- Born: 8 September 1962 (age 64) London, England
- Education: University of East London University of London
- Occupation: Television journalist/presenter
- Notable credit(s): Worldfocus Foreign Exchange
- Website: hdreps.com/talent/daljit-dhaliwal.html

= Daljit Dhaliwal =

British newsreader and television presenter

Daljit Dhaliwal (born 8 September 1962) is a British newsreader and television presenter.

Dhaliwal is a former news presenter for the Al-Jazeera English news service that was broadcast from Washington, D.C. Previously, she was the anchor chair of Worldfocus on PBS, which aired its last broadcast on 2 April 2010. She has been best known for presenting the critically acclaimed program Foreign Exchange, also on PBS, and the United Nations Television produced 21st Century documentary seen on CUNY cable television. Dhaliwal also does news segments for ABC News Now. From January 2008 to October 2009, she was the sole anchor of Foreign Exchange. She later did one episode of Global Watch in April 2008. She had been previously working on and off as a newsreader for BBC World News since November 2005, mostly as a substitute for Katty Kay.

==Early life==
Dhaliwal was born in London, England, and grew up in Southall, London. She earned a bachelor's degree from the University of East London, an MA degree in politics, history and economics from the University of London, and an honorary doctorate from the University of East London.

==Career with BBC and ITN==

Dhaliwal started her career as a field reporter for BBC Home TV News, then became an anchor at ITN World News.

When ITN started the ITN World News she regularly presented the evening bulletins until the end of 2001. She presented with Andrew Harvey with each alternating each hour throughout the evening. Later in 2001, Dhaliwal's ITN World News broadcast was cancelled due to a lack of corporate funding (PBS switched from ITN World News to BBC World News which has late-breaking live broadcasts). She also was co-host of the inaugural season of PBS's Wide Angle in 2002. She returned as sole anchor in 2006, then left.

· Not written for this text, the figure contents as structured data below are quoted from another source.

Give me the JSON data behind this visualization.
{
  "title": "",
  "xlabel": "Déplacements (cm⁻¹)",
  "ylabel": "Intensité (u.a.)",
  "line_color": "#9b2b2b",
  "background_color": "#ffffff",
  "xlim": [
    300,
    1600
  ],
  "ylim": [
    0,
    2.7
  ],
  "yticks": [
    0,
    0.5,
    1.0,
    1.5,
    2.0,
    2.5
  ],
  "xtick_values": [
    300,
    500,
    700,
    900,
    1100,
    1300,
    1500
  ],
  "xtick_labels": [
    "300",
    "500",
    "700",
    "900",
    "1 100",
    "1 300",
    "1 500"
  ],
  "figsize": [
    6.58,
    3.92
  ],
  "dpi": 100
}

She had previously been a presenter, starting out for BBC Home News as a field reporter and then Channel 4 News. She left BBC Home to host ITN World News and Worldfocus, a news summary, on weekends.

==Move to the United States==
Dhaliwal left London to work in Atlanta, Georgia, at CNN International and CNNfn. She became a temporary replacement newsreader on BBC World in November 2005 to substitute for Katty Kay who was on maternity leave. She had co-anchored primarily from WNET's studios on West 44th Street in Times Square, New York City, but usually reported from the BBC World News studios in Washington, D.C.

After that she moved to Atlanta, Georgia, wooed there by CNN International and CNNfn to host Your World Today. Dhaliwal has also worked for the United Nations and UNICEF, hosting important conferences in New York City and The Hague, Netherlands. She continues to work for the United Nations, presenting UNTV's award-winning monthly newsmagazine 21st Century.

For two seasons, Dhaliwal hosted Wide Angle from July 2006, but left to do her other shows and was replaced by reporter Aaron Brown. She hosted Foreign Exchange and Global Watch. Dhaliwal is currently a news presenter on Al-Jazeera English and ABC News Now, hosting a variety of programs for the digital network.

==Recognition==
In May 1999, she was named one of People Magazine's "50 Most Beautiful People in the World" and in August 1999, Esquire Magazine placed her on their "Women We Love" list.

On 6 July 2000, after much anticipation on his part, David Letterman invited Dhaliwal to his show. Prior to her appearance, Letterman gushed during his shows about how beautiful he thought she was, took up the habit of chanting Daljit Dhaliwal, Daljit Dhaliwal every night, and would say how he would get his people to bring her to the show.